相比之下,宽恕,也许是人的精神领域,最为有效的融雪剂。宽恕犹如暖阳,既能把一切霜冻化为乌有,又能把任何一个幽暗的角落彻底照亮。宽恕更形若对症下药的救心丸,能把人坠落悬崖的心灵救赎,能促使人执迷不悟的灵魂得以复苏。

被“恨”折磨,并被“恨”牵着鼻子狂奔的复仇,毫无疑问是一条自我毁灭的不归路,唯有宽恕,才能回头是岸。宽恕,貌似是在原谅仇家,其实是在原谅自己。

相较于人性中的其他美德,宽恕是所有美德中至高无上的巅峰。巅峰,是由宽厚的胸怀和伟岸的人格铺垫与托举的。宽恕散发的巨大光泽,既辉映古今,又辐射四方与四季。

《论语》中就有这样的记载——子贡问老师孔子:有没有一个字可以让人陪伴终身?孔子回答:有,那个字就是“恕”。

“恕”和“容”是近义词,但两者内涵的尺度有著很大的不同:“容”只限于是对异己的包容与不计较,而“恕”,则是对仇家的体恤与放弃追究。如果“容”是一座宽大的仓储,可以接纳储存各类喜欢不喜欢的物品,那么“恕”则是浩渺的苍宇,能够将整个大千世界一并囊括,其中包括善,也包括恶。“容”即使再宽阔,但终究是有边界的,而“恕”却无边无际。

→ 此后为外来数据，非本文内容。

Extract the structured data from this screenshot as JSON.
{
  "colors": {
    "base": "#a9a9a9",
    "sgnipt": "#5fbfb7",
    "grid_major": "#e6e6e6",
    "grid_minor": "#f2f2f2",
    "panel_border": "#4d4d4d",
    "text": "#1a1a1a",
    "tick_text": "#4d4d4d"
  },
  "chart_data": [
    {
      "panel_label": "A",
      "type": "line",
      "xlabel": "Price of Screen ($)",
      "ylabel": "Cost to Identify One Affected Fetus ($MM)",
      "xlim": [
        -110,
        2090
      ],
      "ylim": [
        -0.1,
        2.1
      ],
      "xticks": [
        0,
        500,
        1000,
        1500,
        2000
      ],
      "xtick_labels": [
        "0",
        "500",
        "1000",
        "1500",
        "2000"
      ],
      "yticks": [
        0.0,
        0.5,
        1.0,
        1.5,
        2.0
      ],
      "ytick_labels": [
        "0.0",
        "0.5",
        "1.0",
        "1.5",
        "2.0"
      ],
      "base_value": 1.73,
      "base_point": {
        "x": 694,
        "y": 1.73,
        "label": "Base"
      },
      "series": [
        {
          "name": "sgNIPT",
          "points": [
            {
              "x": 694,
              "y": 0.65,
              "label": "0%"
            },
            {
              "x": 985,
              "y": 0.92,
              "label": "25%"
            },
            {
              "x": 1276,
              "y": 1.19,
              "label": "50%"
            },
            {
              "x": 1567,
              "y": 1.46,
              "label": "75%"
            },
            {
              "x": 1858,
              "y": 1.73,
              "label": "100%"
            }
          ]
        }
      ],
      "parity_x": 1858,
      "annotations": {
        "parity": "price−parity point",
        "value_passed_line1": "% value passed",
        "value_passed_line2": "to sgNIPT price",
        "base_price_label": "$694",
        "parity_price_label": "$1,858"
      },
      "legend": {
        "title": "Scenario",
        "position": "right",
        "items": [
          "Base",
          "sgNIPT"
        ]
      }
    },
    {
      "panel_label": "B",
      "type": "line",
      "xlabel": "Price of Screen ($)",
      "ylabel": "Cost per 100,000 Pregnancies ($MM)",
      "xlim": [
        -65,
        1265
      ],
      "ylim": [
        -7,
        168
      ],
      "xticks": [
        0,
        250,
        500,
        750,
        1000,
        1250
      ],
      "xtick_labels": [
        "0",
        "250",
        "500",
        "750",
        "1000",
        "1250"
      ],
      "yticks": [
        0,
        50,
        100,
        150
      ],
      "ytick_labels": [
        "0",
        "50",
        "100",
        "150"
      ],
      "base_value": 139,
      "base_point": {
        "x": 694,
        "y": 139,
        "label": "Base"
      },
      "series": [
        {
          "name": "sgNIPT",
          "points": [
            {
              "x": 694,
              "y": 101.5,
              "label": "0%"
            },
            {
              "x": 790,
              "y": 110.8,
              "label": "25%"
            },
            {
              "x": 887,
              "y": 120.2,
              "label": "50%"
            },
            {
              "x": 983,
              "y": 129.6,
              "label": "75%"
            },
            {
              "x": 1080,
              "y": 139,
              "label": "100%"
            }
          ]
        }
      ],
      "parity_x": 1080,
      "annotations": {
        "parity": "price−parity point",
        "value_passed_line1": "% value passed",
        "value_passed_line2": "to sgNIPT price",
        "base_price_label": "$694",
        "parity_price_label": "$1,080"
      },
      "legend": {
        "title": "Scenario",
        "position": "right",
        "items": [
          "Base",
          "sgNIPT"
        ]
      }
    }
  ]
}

宽恕,不是枉顾原则,丢掉是非;亦不是对暴虐的放任,对罪恶的纵容,而是在罪错已经铸就的情况下,面对残局,自身所释放的一种善意。罪错造成的恶果,犹如水泼于地,已无可挽回,与其沉浸于梦魇,纠缠于过往,执着于惩罚,毋如着眼于未来,抬头仰望天蓝,低头俯视草绿,既饶恕过对方,也释放出自己。

人活一生,草木一秋。在有限的生命历程中,人可以庸庸碌碌,满足于吃饱穿暖,享受平凡的幸福;也可以豪情万丈,以改天换地为己任,立志于彪炳史册,但绝然不可滑落仇恨的迷津,误入复仇的歧途——那样的话,既是对自己的无情辜负,更是对世风的再度伤害。